二连长上官有浩在探头观察的时候差点被鬼子打中脑袋,在看到己方多人死伤才在开阔地上打死两个鬼子后,不得不命令战士们暂时停止射击,放鬼子回去。
狼狈撤回出发点的武田大尉站在洼冢少佐和岸谷少佐面前,一脸惭愧。
“八嘎!你是白痴吗!”
洼冢少佐的怒骂声让附近所有第一中队的士兵都畏缩的低下了脑袋。
作为挨骂的主角,武田大尉身高要比洼冢少佐高半个头,这让洼冢少佐不得不仰起脑袋才能让武田大尉的视线对上自己愤怒的目光。
“第一中队!整整一个步兵中队的士兵!连敌军的影子都没看到就被打下来了?你们都是猪吗!”
洼冢少佐的嘴几乎要贴到武田大尉脸上了,飞溅的口水从他唇间喷射而出,糊的武田大尉满脸都是。

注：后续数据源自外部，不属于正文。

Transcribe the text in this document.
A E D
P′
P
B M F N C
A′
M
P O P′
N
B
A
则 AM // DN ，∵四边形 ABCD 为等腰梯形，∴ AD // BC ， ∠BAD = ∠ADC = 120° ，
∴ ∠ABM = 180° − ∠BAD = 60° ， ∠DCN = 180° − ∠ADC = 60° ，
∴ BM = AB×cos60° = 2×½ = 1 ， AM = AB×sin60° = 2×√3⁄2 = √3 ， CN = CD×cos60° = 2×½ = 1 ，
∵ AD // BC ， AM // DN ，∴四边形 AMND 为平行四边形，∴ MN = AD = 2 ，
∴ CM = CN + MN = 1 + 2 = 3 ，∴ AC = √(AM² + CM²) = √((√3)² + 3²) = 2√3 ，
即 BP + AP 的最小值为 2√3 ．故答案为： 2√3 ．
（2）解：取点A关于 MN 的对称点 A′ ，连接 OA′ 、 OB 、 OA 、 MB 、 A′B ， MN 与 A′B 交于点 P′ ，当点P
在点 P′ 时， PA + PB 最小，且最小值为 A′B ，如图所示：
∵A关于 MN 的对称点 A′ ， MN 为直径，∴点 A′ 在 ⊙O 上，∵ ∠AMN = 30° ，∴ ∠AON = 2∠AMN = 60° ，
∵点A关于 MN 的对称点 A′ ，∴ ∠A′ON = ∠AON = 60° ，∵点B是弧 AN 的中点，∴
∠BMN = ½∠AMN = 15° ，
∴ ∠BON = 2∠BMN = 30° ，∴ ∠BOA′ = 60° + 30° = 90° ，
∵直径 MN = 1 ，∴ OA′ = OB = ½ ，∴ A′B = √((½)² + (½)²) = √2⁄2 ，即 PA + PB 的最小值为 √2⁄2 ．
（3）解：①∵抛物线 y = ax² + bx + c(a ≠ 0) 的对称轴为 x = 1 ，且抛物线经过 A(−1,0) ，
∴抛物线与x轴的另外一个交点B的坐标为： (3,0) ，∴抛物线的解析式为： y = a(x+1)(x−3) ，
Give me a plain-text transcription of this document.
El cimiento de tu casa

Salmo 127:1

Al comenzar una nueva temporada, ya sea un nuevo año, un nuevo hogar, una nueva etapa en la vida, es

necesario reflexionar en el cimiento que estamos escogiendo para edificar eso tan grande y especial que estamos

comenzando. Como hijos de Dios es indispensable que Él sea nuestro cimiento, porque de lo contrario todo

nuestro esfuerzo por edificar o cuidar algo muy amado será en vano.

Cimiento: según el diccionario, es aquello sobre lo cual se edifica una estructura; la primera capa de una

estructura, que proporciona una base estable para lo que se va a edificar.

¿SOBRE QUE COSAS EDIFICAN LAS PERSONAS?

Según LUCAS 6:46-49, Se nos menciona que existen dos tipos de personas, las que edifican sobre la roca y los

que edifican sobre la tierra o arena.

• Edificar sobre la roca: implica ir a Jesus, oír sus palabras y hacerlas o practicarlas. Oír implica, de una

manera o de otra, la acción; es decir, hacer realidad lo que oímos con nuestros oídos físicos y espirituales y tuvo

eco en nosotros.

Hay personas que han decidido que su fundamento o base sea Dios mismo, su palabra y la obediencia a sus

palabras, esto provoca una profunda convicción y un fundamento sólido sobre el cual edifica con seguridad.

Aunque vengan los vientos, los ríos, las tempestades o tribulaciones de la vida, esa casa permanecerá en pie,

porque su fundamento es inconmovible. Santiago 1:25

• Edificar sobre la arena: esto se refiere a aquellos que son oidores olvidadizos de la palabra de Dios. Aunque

两个人一个抬头一个低头,从侧面看上去竟然还有几分诡异的温馨与和谐。
“洼冢君,你是不是应该先去找联队长报告一下?”
岸谷少佐的声音打断了洼冢少佐的脏话。对上洼冢少佐那几乎要吃人的目光,岸谷少佐不但没有害怕,反而带上了一丝挑衅的微笑。
“八嘎牙路!”
洼冢少佐给武田大尉撂下了一个不是很文雅的词语,气呼呼的朝联队部走去。
洼冢少佐本以为自己会像武田大尉一样被联队长骂个狗血淋头,没想到福井浩太郎看起来并没有多生气,只是面无表情的一遍又一遍擦拭着自己本就增光发亮的军刀。
“联队长阁下!对不起!”
洼冢少佐努力调动着自己的面部肌肉,挤出了一个不那么讨人嫌的表情,向福井浩太郎重重鞠了一躬。
“联队长阁下,请恕我直言,第一大队进攻失利,说明他们的精神还有待磨练,所以接下来请允许我带领第二大队投入战斗,一举消灭阻挡我们去路的支那人!”
第二大队大队长岸谷少佐向前一步,向福井浩太郎表达了自己的意愿。
“联队长阁下,请再给我第一大队一个机会!”
洼冢少佐听到岸谷的话,一下子急了,猛地抬起脑袋,布满血丝的眼睛紧紧盯着福井浩太郎。
但联队长福井浩太郎大佐好像已经对第一大队失望了,根本没有理会洼冢少佐的话,甚至连看都没有看他一眼。